Abstract
Commercially bottled birch saps (BSs) were analyzed for several nutrient (Ca, Cu, Fe, Mg, and Zn) and toxic (As, Cd, Ni, and Pb) elements using inductively coupled plasma optical emission spectrometry (ICP OES). The method was validated under the conditions of several sample preparation procedures, including a traditional digestion as well as alternative non-digestion schemes. It was found that the direct analysis of untreated BSs gives the best results, i.e., limits of detection at 0.02–5.8 ng mL−1, precision better than 5%, accuracy from 98.0% to 104.5% and determination of 12 elements in a short time (~1 min per sample). The multi-element analysis of nine commercially available bottled BSs showed that they contained mainly Mg and Ca, small quantities of Mn, Zn, Cu, and Fe, but are free from toxic elements such as As, Cd, Ni, and Pb. Additionally, the nutritional value of BSs was examined using in vitro gastro-intestinal digestion (GID) to determine the bioaccessible fraction of elements. Accordingly, bioaccessibility of nutritious ones (Ca, Cu, Fe, Mg, Zn) was <40%. Drinking daily 1 L of BSs covered <2.5% of recommended dietary intakes (RDIs) of the aforementioned elements. Only the bioaccessibility of Mn highly contributes to its RDI.
Highlights
The birch sap (BS) collected from Betula pendula species, is widely acclaimed for its nutritional, antioxidative and curative properties [1,2,3,4,5,6,7]

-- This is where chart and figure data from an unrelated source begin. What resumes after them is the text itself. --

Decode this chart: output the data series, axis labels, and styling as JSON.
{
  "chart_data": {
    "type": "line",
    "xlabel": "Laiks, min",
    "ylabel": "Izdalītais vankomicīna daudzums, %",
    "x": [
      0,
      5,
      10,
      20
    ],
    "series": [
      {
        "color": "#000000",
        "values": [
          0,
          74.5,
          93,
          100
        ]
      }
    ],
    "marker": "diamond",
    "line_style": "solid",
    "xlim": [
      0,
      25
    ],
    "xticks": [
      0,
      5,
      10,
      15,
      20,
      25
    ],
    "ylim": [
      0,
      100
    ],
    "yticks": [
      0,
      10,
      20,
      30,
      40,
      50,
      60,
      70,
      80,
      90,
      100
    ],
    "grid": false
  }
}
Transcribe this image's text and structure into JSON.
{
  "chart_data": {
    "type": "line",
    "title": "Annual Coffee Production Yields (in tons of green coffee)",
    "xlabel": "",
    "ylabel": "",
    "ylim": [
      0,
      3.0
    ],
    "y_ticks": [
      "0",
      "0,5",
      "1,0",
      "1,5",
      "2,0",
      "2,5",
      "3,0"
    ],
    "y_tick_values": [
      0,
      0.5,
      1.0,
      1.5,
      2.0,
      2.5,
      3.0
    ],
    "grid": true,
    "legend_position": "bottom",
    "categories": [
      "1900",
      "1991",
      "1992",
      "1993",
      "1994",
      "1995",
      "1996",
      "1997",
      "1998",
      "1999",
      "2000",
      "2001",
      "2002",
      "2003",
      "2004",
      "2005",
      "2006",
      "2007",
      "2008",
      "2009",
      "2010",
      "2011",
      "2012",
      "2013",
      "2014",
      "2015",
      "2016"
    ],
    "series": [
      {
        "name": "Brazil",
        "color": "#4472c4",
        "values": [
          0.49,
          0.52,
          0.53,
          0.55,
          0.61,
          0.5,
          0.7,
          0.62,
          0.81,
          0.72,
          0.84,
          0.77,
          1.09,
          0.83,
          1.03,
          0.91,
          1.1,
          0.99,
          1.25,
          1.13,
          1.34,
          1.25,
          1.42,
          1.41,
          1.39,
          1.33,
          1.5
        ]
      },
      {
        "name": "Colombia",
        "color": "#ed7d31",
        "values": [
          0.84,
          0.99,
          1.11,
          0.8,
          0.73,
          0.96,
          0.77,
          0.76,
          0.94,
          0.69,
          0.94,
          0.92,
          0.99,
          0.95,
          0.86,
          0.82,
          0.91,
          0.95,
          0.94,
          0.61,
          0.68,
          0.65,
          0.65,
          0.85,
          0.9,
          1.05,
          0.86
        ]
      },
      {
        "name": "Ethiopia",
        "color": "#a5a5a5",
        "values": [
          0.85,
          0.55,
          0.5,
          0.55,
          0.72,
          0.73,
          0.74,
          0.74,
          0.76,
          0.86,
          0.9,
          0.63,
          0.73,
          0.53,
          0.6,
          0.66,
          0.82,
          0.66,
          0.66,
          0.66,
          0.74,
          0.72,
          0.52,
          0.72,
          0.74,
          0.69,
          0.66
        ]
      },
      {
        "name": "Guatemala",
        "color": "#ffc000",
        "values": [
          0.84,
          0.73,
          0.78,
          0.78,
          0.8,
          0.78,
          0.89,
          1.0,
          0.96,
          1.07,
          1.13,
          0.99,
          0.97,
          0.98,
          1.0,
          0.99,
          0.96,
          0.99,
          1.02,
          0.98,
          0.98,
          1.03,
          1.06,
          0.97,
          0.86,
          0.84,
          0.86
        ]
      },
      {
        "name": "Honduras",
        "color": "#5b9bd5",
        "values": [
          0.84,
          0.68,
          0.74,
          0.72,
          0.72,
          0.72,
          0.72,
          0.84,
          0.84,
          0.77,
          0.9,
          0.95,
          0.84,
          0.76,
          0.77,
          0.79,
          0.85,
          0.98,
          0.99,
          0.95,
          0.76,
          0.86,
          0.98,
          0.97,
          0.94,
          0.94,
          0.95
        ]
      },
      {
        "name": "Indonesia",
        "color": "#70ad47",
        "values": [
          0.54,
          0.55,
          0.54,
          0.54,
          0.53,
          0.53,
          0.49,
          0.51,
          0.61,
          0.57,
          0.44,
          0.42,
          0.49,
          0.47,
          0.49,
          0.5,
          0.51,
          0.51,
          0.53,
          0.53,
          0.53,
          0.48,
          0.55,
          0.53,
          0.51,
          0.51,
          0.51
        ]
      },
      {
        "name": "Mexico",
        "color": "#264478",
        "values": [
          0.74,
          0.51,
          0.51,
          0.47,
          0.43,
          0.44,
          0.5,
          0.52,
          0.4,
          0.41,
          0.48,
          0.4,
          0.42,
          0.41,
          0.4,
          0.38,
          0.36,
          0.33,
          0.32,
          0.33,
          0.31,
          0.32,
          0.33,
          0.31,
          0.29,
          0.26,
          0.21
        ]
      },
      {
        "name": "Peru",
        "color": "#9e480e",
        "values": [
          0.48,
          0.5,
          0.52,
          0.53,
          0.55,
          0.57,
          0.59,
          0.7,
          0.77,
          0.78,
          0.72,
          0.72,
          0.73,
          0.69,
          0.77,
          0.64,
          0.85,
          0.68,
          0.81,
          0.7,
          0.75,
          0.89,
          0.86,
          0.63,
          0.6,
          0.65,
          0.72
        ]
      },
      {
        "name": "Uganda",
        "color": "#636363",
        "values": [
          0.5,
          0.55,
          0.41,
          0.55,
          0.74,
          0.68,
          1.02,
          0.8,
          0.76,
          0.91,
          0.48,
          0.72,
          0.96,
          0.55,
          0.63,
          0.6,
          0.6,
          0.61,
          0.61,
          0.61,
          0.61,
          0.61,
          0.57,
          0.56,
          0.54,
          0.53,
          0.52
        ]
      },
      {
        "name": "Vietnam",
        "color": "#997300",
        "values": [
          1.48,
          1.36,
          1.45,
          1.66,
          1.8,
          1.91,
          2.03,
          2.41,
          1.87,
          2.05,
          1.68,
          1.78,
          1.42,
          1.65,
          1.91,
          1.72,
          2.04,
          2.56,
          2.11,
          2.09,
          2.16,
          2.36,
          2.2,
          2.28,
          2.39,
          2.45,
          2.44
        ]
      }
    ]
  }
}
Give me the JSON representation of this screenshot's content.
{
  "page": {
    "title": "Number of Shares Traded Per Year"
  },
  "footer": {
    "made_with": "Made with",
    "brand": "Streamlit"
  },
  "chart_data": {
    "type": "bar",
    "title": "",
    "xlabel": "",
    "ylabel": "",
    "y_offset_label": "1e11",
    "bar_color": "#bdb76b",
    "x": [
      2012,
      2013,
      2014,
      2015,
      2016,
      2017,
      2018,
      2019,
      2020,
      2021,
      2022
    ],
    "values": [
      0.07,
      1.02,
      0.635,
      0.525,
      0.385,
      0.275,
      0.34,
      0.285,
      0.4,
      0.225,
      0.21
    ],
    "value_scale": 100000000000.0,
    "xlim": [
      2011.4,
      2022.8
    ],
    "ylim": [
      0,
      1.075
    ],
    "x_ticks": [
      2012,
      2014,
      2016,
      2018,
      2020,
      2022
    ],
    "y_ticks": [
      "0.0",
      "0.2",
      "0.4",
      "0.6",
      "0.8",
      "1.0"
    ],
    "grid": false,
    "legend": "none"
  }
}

As the main goal of this work was to develop and validate the method for multi-element analysis of BSs by inductively coupled plasma optical emission spectrometry (ICP OES) with no elaborate previous sample treatment, special attention was paid to the sample preparation step prior to spectrometric measurements
In comparison to the traditional approach based on wet digestion, it completely omitted the sample preparation step, making the proposed method simpler, cheaper, safer, and faster
Summary
The birch sap (BS) collected from Betula pendula species, is widely acclaimed for its nutritional, antioxidative and curative properties [1,2,3,4,5,6,7] It can be consumed for the whole year fresh or as a naturally fermented, refreshing and cooling, low-alcohol drink [7,8,9,10,11].